Trenggalek, 01 September 2025_Pengalaman berharga datang dari Irfan Almaas, mahasiswa SPI UIN SATU Tulungagung yang bersama enam rekannya menjalani magang di Dinas Kearsipan dan Perpustakaan Kabupaten Trenggalek. Kegiatan ini berlangsung selama hampir dua bulan, mulai 19 Agustus hingga 13 Oktober 2025, dan menjadi momen penting bagi mereka untuk mengenal lebih dalam dunia kearsipan pemerintahan.
Irfan, panggilan akrabnya ditempatkan di bidang alih media yakni bagian yang berfokus pada proses digitalisasi arsip dari bentuk fisik (hardfile) menjadi dokumen digital (softfile). “Saya memang tertarik di bidang kearsipan. Rasanya menyenangkan bisa belajar bagaimana arsip dikelola dan diubah menjadi format digital agar lebih mudah diakses,” ujarnya. Melalui kegiatan ini, Irfan juga mengasah keterampilannya dalam penggunaan Microsoft Office dan sistem pendataan arsip, dua kemampuan yang sangat penting di era transformasi digital saat ini.
Selama PPL, ia dan rekan-rekannya belajar bahwa dunia kearsipan bukan sekadar menyimpan dokumen tetapi juga menjaga memori dan sejarah lembaga. Mereka terlibat langsung dalam proses penataan, penyusutan, hingga pemindahan arsip agar tersimpan secara tertib dan efisien. “Kami jadi paham bahwa arsip itu bagian penting dari tertib administrasi pemerintahan,” tambah Irfan.
Menariknya, suasana magang di Dinas Kearsipan dan Perpustakaan Trenggalek tidak hanya diisi dengan kegiatan teknis. Ada nilai spiritual dan kebersamaan yang terjalin erat di antara para staf dan mahasiswa magang. Setiap pagi, mereka mengadakan pengajian dan shalawatan bersama setelah apel pagi. Tradisi ini bukan hanya mempererat hubungan, tetapi juga menumbuhkan semangat spiritual di tempat kerja. “Kegiatan ini membuat kami merasa seperti keluarga. Ada nuansa religius yang menenangkan di lingkungan dinas,” kata Irfan dengan senyum.

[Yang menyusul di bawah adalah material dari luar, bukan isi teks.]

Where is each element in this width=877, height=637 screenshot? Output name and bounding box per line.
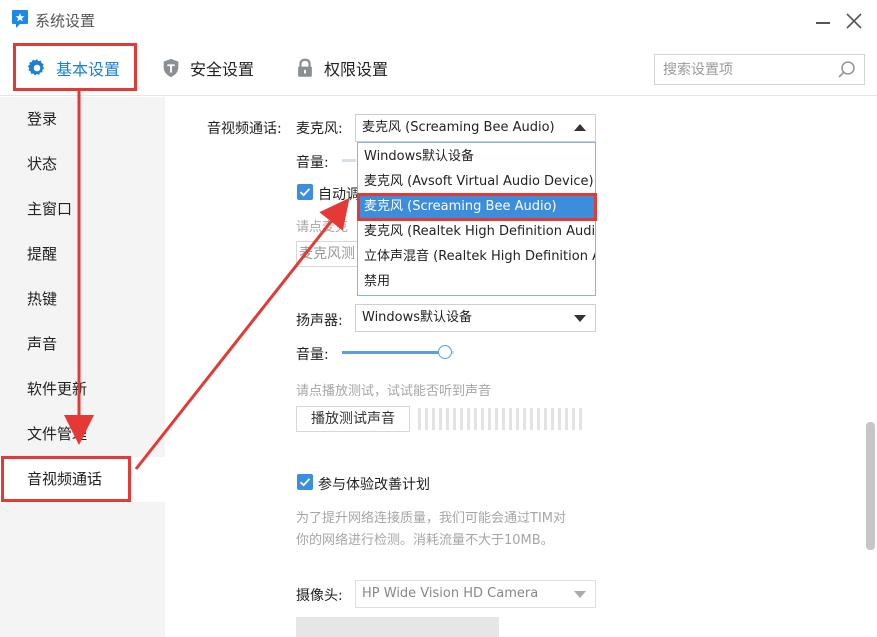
speaker-select-value: Windows默认设备	[362, 310, 473, 325]
lock-icon	[298, 58, 312, 77]
tab-security-settings-label: 安全设置	[190, 60, 255, 79]
mic-option[interactable]: 立体声混音 (Realtek High Definition A	[358, 244, 595, 269]
settings-tab-bar: 基本设置 安全设置 权限设置	[0, 40, 877, 96]
auto-adjust-checkbox[interactable]	[297, 184, 313, 200]
tab-permission-settings-label: 权限设置	[324, 60, 389, 79]
sidebar-item-sound[interactable]: 声音	[0, 322, 165, 367]
window-title: 系统设置	[35, 12, 96, 30]
av-section-label: 音视频通话:	[207, 121, 282, 137]
search-input[interactable]	[655, 55, 825, 84]
content-scrollbar-thumb[interactable]	[866, 422, 875, 550]
mic-option-selected[interactable]: 麦克风 (Screaming Bee Audio)	[358, 194, 595, 219]
speaker-volume-fill	[342, 351, 446, 354]
chevron-down-icon	[574, 591, 586, 598]
shield-icon	[163, 58, 179, 78]
tab-permission-settings[interactable]: 权限设置	[294, 40, 388, 96]
improve-plan-desc-1: 为了提升网络连接质量，我们可能会通过TIM对	[296, 511, 566, 526]
improve-plan-desc-2: 你的网络进行检测。消耗流量不大于10MB。	[296, 533, 554, 548]
tab-basic-settings-label: 基本设置	[56, 60, 121, 79]
speaker-volume-label: 音量:	[296, 347, 329, 363]
camera-select-value: HP Wide Vision HD Camera	[362, 586, 539, 601]
playback-test-button[interactable]: 播放测试声音	[296, 406, 410, 432]
speaker-label: 扬声器:	[296, 313, 343, 329]
tab-security-settings[interactable]: 安全设置	[160, 40, 254, 96]
sidebar-item-software-update[interactable]: 软件更新	[0, 367, 165, 412]
mic-label: 麦克风:	[296, 121, 343, 137]
gear-icon	[27, 59, 45, 76]
mic-option[interactable]: 麦克风 (Realtek High Definition Audio(	[358, 219, 595, 244]
camera-preview	[296, 617, 499, 637]
mic-volume-label: 音量:	[296, 155, 329, 171]
sidebar-item-file-management[interactable]: 文件管理	[0, 412, 165, 457]
sidebar-item-status[interactable]: 状态	[0, 142, 165, 187]
mic-volume-slider[interactable]	[342, 159, 356, 162]
app-logo-icon	[12, 10, 28, 28]
playback-level-meter	[418, 408, 582, 430]
sidebar-item-hotkeys[interactable]: 热键	[0, 277, 165, 322]
mic-test-button[interactable]: 麦克风测	[296, 241, 358, 267]
mic-select-value: 麦克风 (Screaming Bee Audio)	[362, 120, 555, 135]
playback-hint: 请点播放测试，试试能否听到声音	[296, 384, 492, 399]
speaker-volume-thumb[interactable]	[438, 345, 453, 359]
sidebar-item-reminders[interactable]: 提醒	[0, 232, 165, 277]
mic-test-hint: 请点麦克	[296, 220, 349, 235]
auto-adjust-label: 自动调	[318, 187, 360, 203]
camera-label: 摄像头:	[296, 588, 343, 604]
mic-select[interactable]: 麦克风 (Screaming Bee Audio)	[355, 114, 596, 142]
chevron-down-icon	[574, 315, 586, 322]
speaker-select[interactable]: Windows默认设备	[355, 304, 596, 332]
mic-option[interactable]: 麦克风 (Avsoft Virtual Audio Device)	[358, 169, 595, 194]
minimize-button[interactable]	[812, 12, 834, 32]
sidebar-item-av-call[interactable]: 音视频通话	[0, 457, 165, 502]
sidebar-item-login[interactable]: 登录	[0, 97, 165, 142]
improve-plan-checkbox[interactable]	[297, 474, 313, 490]
title-bar: 系统设置	[0, 0, 877, 40]
content-scrollbar-track	[865, 97, 877, 637]
settings-sidebar: 登录 状态 主窗口 提醒 热键 声音 软件更新 文件管理 音视频通话	[0, 97, 165, 637]
camera-select[interactable]: HP Wide Vision HD Camera	[355, 580, 596, 608]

Menurutnya, pengalaman magang di Dinas Kearsipan dan Perpustakaan Trenggalek sangat nyandu. Para staf dinas dinilai sangat ramah dan terbuka terhadap mahasiswa, serta selalu siap membimbing dalam setiap proses kerja. “Banyak wawasan baru tentang dunia arsip dan administrasi yang saya dapatkan,” ungkapnya.
Dalam kesannya, Irfan menuturkan bahwa magang ini memberinya pemahaman langsung tentang pentingnya kearsipan bagi tertib administrasi pemerintahan. Ia juga menyampaikan pesan penuh apresiasi “Terima kasih kepada seluruh staf, khususnya di bidang kearsipan, atas bimbingan dan kesempatan yang telah diberikan. Semoga instansi ini terus menjadi pelopor dalam pengelolaan arsip yang tertib, rapi, dan profesional.” Tuturnya.